И еще она поняла, что церковь – да, и церковь тоже… Да, можете сказать: «У тебя всё – катехон». Наверное, ее мать так бы и сказала. Она прямо слышит ее насмешливый хрипловатый голос. Но она бы никогда не стала говорить матери об этом – о церкви и катехоне.
О церкви ей говорил Сожженный.
Но она уже заранее знала и чувствовала, что он хотел ей сказать. Сердцем и животом в те неподвижные дни. Сожженный говорил, что в том послании апостола Павла под «удерживающим» (катехоном), тем, кто притормаживает наступление конца мира, возможно, подразумевалась, да, именно церковь. Своими кругами богослужений, дневным, недельным, годовым. Церковь успокаивала его (времени? да) бег, его течение к концу мира, замыкала в кольцо.
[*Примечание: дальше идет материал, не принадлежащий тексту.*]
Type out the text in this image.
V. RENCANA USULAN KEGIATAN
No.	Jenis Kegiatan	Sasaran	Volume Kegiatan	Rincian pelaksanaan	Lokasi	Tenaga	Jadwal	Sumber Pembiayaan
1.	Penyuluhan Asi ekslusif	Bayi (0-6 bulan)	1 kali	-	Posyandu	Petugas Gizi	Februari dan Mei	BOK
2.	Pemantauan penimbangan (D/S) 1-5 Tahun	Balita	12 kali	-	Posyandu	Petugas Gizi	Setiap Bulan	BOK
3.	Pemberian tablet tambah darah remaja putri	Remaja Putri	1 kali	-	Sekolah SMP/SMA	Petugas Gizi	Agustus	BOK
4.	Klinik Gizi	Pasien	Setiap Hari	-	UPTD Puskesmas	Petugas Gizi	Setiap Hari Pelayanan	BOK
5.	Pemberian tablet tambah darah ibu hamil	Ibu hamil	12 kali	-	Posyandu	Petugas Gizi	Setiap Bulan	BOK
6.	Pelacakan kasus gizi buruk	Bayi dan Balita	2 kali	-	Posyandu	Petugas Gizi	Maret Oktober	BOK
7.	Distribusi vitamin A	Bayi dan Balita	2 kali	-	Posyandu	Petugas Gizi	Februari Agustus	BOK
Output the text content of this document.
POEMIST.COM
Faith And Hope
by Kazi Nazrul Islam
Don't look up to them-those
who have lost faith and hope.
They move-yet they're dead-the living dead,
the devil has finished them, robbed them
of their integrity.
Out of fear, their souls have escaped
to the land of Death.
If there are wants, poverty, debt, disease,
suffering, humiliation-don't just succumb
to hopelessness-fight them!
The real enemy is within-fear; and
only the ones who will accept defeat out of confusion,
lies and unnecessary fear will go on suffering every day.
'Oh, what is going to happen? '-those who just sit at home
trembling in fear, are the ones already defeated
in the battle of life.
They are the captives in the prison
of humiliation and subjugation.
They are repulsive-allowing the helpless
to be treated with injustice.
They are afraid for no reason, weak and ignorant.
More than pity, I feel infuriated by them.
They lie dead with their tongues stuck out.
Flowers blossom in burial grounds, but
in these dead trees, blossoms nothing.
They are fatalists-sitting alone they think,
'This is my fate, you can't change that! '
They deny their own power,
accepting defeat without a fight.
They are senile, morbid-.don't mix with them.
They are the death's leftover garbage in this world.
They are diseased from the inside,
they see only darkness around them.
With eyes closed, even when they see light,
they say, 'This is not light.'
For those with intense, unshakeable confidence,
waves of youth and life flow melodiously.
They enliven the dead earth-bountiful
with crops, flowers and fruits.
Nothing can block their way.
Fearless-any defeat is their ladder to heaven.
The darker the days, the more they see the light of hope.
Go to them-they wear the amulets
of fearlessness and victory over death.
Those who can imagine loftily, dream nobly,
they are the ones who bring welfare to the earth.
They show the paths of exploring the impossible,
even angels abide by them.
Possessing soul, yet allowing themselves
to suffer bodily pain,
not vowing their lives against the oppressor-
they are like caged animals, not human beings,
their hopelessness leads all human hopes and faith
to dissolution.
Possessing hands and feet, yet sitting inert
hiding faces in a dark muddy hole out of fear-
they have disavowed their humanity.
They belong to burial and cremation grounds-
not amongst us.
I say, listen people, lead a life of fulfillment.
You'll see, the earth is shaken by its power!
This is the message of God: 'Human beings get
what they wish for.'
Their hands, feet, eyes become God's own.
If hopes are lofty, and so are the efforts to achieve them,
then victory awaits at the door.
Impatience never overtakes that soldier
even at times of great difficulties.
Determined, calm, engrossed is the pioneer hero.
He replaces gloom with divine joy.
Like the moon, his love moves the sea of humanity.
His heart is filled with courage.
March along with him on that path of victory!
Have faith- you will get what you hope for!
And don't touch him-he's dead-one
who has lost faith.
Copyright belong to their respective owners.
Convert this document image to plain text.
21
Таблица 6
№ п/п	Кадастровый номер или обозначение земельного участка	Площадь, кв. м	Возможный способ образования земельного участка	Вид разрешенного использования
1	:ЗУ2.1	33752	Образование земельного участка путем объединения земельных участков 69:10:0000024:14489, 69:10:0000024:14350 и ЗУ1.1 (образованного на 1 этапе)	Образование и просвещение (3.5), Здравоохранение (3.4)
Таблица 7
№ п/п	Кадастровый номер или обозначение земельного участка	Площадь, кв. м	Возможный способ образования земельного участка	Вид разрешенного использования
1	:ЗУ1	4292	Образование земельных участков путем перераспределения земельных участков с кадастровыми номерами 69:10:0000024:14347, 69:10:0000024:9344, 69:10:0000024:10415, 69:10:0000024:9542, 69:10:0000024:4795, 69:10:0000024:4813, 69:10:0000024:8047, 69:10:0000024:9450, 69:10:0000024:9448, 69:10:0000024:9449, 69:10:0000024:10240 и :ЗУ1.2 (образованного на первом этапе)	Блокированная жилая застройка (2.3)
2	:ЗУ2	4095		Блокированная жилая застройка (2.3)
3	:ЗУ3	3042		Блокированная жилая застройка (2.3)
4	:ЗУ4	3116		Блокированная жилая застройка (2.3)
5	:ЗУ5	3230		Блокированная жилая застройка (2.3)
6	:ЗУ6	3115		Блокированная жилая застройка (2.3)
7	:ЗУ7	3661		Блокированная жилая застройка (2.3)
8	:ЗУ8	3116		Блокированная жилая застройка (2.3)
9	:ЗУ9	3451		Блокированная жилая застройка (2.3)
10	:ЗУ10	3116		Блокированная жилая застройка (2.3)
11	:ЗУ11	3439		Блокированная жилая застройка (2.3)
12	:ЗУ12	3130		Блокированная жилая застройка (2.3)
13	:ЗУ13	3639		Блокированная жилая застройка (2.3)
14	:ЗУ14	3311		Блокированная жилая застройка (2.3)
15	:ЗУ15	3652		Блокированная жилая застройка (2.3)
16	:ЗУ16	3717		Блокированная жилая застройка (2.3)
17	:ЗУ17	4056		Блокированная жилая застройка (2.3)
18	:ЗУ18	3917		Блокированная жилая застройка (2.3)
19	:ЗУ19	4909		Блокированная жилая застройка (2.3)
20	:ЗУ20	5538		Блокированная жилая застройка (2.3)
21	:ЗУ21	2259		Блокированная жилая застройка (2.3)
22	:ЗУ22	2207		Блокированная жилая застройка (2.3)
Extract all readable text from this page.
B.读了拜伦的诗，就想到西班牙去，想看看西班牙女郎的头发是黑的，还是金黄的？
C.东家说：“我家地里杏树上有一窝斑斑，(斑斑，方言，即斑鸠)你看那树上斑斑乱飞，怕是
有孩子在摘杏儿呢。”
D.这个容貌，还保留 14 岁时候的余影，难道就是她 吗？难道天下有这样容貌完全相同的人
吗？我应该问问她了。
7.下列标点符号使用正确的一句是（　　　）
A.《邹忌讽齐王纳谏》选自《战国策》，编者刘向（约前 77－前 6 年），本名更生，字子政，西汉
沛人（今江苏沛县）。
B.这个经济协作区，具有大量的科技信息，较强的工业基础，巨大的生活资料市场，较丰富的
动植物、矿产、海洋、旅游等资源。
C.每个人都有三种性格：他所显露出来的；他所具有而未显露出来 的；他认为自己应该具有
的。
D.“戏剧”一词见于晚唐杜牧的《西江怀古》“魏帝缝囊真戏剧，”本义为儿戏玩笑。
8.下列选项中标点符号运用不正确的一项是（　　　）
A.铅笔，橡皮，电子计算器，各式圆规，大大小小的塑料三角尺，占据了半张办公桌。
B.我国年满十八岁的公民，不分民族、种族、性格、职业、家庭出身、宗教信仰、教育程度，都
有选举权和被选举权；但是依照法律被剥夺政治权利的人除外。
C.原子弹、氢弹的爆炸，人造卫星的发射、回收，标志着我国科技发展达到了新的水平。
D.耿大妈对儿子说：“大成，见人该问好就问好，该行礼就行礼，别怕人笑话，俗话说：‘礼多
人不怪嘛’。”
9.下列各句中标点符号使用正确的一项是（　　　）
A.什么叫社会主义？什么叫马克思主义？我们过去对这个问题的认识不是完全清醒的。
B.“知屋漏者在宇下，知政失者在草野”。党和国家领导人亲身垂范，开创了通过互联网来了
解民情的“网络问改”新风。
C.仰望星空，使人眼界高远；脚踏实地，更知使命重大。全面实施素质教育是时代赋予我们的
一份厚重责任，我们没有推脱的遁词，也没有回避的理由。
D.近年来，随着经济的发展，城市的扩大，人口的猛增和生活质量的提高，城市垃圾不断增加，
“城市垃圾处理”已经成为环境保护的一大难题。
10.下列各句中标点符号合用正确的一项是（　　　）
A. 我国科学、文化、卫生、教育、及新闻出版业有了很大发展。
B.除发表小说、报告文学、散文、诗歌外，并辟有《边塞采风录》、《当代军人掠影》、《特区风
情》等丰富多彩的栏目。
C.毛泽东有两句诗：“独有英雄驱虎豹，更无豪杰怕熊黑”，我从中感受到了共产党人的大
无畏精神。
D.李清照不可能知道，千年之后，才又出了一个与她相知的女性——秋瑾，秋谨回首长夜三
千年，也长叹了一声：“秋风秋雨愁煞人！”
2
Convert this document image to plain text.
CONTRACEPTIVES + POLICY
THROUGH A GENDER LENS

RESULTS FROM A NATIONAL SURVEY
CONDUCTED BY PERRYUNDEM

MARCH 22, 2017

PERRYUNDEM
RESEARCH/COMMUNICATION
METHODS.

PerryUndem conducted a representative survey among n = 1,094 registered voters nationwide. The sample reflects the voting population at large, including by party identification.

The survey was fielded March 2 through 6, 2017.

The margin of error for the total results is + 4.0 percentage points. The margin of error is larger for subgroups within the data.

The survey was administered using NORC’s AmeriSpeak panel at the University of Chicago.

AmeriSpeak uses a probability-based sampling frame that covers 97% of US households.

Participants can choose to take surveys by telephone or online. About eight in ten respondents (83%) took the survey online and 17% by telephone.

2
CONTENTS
И не только своими кругами, всем, всем своим внутренним неподвижным движением.
«Видишь?» – спрашивал шепотом Сожженный, когда мимо них проходил седоватый батюшка (забыла имя) с кадилом. И показывал взглядом на кадило. Вперед-назад, вперед-назад… Да, маятник. Маятник, не движущий никаких шестеренок, ничего. Ничего, кроме этого легкого дыма. Вперед-назад… И так всё, всё здесь. Иконы с их неподвижными фигурами. Священник, тихо позвякивая, прошел. Она стала слушать хор. Потом себя. Потом снова хор.
О Матвее она почти не думала.
Только один раз, отчетливо. Там, в церкви. Как раз когда прошел священник, оставляя за собой дымный след. Она посмотрела на большое темное распятие; в основании его желтел череп.
Она старалась не глядеть больше на череп. Ей было хорошо.
Счастье (или что это было) закончилось так же внезапно. Иногда она пыталась сосчитать, сколько дней это продолжалось, и сбивалась со счета. Пошли дожди.
Свет исчез, и прозрачная неподвижность. Стал исчезать Сожженный. Снова водил свои экскурсии в черной куртке под черным зонтом. Возвращался мокрый и уставший.
Исчезли ночные прогулки. Куда-то затерялась белая свеча, а другие зажигать не хотелось. Пользовались электричеством. Его почти перестали отключать.
Прекратилась церковь. Сожженный ходил, она оставалась дома. «Куда, под дождем?» – спрашивала, когда он тихо звал ее. «На машине же», – и смотрит на нее. Она мотала головой. Ушло. Было и ушло. Сожженный собирался, она слышала звук двери. И садилась в кресло, неподвижно сидела, пока не становилось совсем темно.
Возвращался Сожженный, осторожно включал свет. Молча готовил ужин. Она кричала, чтобы он выключил свет. Он выключал, тоже молча.
Она сидела неподвижно, сердце колотилось. Страшно колотилось сердце в эти дни, она пыталась его успокоить. Пила таблетки. Начали неметь руки. Что? Да, надо было к врачу. Но от мысли о враче сердце вообще приходило в бешенство. От одной мысли о белых халатах и холодных мокрых присосках, которые будут налеплять на нее.
Потом Сожженному всё это надоело, и он назвал ее дурой.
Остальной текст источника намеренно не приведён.